The study evaluations demonstrated the organicity of the PCC. The frequent objective observations were altered dysphonia scales, reductions in MIP, and flattening of both hemidiaphragms, followed by reduced esophageal-gastric-intestinal peristalses and changed swallowing efficiency.

Similar changes occur during vagus nerve inflammation. Also, subjects with Guillain-Barré syndrome have structural changes in the vagus nerve and cervical spinal roots. Neural or perineural thickening observed in lateral neck ultrasound suggested SARS-CoV-2-induced direct and indirect nerve damage, i.e., neuroinflammatory response.

Studies have described diaphragm dysfunction with a significant reduction in contractility in survivors of severe COVID-19, similar to myopathy of post-intensive care syndromes. However, this study’s observations are not attributable to post-intensive care syndrome.

Also, this study did not report extensive information on the internal structure of the nerve or the perineurium, especially in post-SARS-CoV-2 infection ultrasounds. Also, this study’s vagus nerve ultrasound findings were in striking contrast with 11 subjects with PCC having a smaller cross-sectional area of both vagus nerves.

Conclusions

The study findings point to a crucial pathogenic role of vagus nerve dysfunction in the PCC pathophysiology.

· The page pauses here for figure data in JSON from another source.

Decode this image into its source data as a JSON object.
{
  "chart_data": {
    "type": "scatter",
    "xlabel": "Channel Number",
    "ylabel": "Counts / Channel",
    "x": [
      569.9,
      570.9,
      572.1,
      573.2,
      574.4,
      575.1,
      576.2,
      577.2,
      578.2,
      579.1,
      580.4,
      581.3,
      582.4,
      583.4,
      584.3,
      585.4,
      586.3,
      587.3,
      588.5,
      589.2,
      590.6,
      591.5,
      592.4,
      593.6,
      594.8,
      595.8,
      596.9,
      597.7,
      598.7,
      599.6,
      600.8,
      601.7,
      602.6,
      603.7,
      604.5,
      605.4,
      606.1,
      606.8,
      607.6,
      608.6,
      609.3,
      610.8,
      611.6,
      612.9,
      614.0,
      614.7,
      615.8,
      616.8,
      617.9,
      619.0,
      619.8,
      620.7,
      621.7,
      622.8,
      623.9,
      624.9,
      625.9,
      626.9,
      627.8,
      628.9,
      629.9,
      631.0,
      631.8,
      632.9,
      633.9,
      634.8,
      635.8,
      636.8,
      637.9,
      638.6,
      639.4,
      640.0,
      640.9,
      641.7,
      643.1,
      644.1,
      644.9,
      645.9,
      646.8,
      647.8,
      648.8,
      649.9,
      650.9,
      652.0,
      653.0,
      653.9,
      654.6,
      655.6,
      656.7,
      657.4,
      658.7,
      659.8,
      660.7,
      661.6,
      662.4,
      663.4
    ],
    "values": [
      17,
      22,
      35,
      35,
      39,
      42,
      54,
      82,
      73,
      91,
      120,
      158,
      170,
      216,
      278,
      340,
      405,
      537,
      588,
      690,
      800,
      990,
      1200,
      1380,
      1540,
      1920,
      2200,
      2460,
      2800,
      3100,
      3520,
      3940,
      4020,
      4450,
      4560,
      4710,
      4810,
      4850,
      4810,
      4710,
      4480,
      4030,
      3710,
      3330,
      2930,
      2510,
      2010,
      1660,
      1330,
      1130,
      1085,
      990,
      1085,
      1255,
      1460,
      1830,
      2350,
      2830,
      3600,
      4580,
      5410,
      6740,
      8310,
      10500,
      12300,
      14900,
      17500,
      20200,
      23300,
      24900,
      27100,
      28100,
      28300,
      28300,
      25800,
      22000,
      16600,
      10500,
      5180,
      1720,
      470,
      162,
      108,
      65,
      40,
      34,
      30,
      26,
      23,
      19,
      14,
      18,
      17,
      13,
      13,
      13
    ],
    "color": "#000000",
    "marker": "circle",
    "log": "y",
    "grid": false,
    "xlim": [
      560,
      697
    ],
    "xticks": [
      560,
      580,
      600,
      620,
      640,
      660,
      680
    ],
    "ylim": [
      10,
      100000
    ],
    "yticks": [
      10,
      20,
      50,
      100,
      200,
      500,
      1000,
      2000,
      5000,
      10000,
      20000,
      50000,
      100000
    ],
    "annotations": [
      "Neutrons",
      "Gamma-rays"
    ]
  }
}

It evidenced organic alterations along the vagus nerve in PCC patients. This data is highly informative for clinical evaluations of the PCC syndrome, to inform PCC-related cohort studies, and facilitate evaluating therapies to improve PCC-related dysautonomia. 

Future studies should investigate whether vagus nerve ultrasound could fetch different findings in subjects with PCC during the early and late phases of the disease, which might affect its therapeutic interventions.